I have to give it up to the kids, South Park left itself open to the new generations’ accusations in this way; there is a better moral of the story available for that.
You know me, or if not you will now: all part of your gaslighting, as if we all had the power to make the world whatever we want – I mean of course, as if only of a few of us didn’t. The few in power apparently don’t really want a better world, they think theirs is pretty OK and if they ever have doubts they can just look out the window, but the point is most of us do, damnit. The bad guys know how to create their world, and the good folks “don’t understand” how it’s done and try to create our world with the same tools and plans on ourselves that they use on us, meaning abuse, moral abuse.
The good folks are collaborators and abusers and the only reason they’re the good guys is because they think they are. You know this, deep down. The bad guys know this.
If they were serious, there would be good guy scientists. There would be a progressive evolutionary psychology. There would be a “strong” political candidate and a weak one, not a strong scowling one and a strong smiling one. I go too far, I know, but violence would be a crime, something they discouraged, rather than the official, approved response to crime, something that is actively encouraged, even for crimes that weren’t violent.
By the way, baring your teeth is aggression. That humans think it’s friendly is sick, another proof that there are no practising good ones.
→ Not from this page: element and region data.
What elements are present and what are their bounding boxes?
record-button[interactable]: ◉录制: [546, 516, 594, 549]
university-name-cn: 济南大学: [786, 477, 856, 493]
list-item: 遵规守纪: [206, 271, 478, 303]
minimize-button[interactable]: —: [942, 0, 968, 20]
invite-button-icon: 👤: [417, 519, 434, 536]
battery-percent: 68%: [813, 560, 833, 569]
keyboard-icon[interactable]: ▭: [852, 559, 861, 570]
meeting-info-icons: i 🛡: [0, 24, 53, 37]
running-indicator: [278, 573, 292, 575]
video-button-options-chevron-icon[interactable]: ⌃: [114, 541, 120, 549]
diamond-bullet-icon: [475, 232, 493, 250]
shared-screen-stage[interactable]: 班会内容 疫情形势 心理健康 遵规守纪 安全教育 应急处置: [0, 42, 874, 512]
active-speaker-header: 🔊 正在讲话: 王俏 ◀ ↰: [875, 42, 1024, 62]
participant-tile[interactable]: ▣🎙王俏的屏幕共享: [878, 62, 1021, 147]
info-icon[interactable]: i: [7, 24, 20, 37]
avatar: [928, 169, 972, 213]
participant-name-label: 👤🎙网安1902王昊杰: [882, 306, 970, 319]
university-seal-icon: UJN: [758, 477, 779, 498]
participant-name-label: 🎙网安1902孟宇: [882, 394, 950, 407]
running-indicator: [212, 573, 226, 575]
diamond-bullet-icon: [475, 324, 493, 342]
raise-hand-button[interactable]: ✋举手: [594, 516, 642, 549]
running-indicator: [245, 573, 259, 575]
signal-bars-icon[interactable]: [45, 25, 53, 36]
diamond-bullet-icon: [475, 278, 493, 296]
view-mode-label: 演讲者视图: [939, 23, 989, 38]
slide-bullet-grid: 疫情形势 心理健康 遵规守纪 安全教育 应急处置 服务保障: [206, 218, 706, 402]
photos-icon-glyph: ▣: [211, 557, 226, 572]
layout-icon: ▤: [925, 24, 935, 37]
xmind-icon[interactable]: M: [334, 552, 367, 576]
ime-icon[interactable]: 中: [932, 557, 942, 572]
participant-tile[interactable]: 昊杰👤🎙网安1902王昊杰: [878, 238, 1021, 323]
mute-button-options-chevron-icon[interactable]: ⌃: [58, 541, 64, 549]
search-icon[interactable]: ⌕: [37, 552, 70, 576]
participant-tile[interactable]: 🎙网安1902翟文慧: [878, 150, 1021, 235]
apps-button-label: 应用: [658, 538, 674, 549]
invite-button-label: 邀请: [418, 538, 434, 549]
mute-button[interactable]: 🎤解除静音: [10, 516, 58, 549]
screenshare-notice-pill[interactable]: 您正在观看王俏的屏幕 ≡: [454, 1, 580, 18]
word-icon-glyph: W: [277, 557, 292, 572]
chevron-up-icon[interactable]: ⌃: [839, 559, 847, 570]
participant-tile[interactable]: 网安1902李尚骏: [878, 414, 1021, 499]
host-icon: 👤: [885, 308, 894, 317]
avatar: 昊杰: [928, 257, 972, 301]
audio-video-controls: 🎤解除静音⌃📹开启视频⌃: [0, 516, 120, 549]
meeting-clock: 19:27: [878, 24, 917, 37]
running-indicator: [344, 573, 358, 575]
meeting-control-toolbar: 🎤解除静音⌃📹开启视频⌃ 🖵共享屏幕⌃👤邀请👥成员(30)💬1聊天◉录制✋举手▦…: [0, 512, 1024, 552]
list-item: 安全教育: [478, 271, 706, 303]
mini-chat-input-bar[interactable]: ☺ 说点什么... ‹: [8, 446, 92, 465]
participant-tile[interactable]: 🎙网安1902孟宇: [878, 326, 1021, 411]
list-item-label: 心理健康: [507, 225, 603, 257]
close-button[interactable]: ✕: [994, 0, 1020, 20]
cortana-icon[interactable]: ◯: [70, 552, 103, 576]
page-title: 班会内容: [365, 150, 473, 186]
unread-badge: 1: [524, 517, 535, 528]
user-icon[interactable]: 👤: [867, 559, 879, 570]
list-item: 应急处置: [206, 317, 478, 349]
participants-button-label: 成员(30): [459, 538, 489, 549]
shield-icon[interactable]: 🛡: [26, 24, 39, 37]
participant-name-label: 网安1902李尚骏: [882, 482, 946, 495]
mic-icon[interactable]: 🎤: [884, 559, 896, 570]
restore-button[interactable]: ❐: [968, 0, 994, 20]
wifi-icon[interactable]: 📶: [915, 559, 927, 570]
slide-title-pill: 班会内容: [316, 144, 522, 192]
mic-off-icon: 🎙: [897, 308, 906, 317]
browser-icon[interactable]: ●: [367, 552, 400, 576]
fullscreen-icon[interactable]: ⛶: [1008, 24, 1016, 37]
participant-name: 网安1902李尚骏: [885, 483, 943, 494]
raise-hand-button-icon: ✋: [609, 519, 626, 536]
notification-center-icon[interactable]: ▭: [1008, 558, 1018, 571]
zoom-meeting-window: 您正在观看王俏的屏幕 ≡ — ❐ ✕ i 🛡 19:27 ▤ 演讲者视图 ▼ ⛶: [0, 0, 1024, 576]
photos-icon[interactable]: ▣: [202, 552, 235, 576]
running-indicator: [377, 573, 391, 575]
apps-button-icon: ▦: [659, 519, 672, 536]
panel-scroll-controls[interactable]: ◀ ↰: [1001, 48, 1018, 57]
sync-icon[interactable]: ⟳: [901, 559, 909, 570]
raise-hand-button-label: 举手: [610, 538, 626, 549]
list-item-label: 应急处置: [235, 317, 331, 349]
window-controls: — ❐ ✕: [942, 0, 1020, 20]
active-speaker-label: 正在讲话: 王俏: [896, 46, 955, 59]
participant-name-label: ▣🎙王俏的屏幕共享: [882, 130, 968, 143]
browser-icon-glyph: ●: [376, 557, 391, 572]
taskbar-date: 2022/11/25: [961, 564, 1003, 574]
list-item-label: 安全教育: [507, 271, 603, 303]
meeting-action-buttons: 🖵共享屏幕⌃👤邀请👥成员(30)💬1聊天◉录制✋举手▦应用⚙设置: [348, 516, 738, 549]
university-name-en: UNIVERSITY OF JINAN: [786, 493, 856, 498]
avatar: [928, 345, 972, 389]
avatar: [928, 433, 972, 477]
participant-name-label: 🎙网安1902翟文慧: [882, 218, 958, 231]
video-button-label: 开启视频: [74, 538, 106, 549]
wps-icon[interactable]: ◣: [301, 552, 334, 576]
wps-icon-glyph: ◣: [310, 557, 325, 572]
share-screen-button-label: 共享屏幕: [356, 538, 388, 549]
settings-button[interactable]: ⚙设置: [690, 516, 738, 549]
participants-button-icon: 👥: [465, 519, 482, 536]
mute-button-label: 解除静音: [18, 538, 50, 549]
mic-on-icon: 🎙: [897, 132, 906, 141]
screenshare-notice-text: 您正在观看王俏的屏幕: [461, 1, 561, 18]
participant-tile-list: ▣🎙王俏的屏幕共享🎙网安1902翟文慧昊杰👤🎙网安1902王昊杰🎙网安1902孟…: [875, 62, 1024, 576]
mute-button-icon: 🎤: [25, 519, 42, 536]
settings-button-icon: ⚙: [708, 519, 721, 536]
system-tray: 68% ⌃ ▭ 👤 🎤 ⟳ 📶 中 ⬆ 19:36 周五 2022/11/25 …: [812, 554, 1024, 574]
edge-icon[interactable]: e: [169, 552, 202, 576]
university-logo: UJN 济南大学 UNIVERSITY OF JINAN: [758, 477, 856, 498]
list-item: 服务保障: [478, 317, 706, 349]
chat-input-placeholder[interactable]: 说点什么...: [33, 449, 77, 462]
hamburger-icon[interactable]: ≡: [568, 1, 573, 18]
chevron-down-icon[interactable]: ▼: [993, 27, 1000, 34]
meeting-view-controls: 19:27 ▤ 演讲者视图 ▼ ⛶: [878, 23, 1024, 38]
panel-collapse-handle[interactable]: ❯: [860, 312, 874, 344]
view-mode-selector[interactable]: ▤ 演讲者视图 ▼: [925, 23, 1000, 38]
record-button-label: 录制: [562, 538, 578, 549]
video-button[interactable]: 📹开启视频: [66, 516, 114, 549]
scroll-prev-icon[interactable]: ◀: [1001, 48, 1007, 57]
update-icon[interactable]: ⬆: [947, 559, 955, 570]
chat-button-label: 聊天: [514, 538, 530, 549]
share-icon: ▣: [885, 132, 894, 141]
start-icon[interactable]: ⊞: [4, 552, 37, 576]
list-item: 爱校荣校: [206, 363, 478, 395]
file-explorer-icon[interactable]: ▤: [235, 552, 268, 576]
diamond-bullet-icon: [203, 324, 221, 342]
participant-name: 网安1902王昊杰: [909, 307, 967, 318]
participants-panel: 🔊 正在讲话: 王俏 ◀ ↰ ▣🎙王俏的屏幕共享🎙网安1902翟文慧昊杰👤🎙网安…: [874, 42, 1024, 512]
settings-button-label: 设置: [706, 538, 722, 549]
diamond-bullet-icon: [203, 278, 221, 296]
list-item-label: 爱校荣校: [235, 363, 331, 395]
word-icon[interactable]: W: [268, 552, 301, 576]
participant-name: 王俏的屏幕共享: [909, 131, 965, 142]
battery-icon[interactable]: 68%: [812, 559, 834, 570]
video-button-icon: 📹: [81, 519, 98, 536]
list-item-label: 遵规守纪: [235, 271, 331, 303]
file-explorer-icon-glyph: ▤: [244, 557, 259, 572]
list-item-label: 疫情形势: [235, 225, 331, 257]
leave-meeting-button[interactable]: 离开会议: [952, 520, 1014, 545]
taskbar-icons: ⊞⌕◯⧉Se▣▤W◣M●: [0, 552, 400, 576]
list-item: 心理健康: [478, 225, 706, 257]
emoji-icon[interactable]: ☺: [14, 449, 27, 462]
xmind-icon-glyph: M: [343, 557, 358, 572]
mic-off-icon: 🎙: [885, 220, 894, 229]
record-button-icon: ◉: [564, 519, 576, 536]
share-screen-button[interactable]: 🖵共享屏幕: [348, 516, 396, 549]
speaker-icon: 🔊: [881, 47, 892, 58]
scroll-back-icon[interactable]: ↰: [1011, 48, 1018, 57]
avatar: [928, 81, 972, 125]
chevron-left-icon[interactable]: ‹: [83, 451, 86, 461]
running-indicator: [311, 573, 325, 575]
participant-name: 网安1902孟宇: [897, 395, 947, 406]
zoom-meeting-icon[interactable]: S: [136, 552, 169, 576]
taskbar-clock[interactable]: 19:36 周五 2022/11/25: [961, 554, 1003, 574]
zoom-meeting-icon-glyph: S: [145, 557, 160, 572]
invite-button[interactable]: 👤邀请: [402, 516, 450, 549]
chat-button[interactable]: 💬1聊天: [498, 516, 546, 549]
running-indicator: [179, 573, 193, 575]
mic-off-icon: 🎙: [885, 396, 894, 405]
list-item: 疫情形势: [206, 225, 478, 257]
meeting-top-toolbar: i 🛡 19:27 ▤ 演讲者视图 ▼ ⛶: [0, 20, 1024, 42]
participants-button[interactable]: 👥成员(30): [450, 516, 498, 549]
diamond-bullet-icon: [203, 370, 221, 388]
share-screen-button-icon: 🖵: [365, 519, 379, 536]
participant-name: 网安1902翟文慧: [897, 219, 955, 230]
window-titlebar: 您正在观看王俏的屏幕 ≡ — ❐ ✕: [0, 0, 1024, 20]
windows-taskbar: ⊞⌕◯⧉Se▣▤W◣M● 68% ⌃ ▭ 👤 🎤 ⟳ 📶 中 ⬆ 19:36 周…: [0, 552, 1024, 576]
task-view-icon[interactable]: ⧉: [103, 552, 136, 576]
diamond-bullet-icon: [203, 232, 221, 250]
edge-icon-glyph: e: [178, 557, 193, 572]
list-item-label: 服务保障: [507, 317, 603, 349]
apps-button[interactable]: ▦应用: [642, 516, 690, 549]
I have searched some, for the evolutionary theory of smiling, there doesn’t seem to be one, I suppose someone thinks concealed teeth are concealed weapons, like the handshaking story, but not me. That leaves aggression as expected and not requiring explanation, I see it darkly, the other way about: you are not welcome around our fire if you can’t chew your own food or bite someone’s ears off, if you can’t show your weapons. But I don’t put much stock in that, it sounds the same, based in violence rather than reason. Today, the point is more that it’s still something of a mystery, the human smile. I suspect it’s part of the same sort of denial, that it must remain a mystery for the same reasons antisocialization generally does, but it’s only intuition at this point, that one sort of parent makes a snarling attack to teach his kids to fight, and the other makes a smiling “correction.” I imagine in real life it’s one of those grey areas, some from column A and some from column B.
Someone get back to me if I’m wrong, if it’s been answered, the smile, please? Don’t leave me hanging.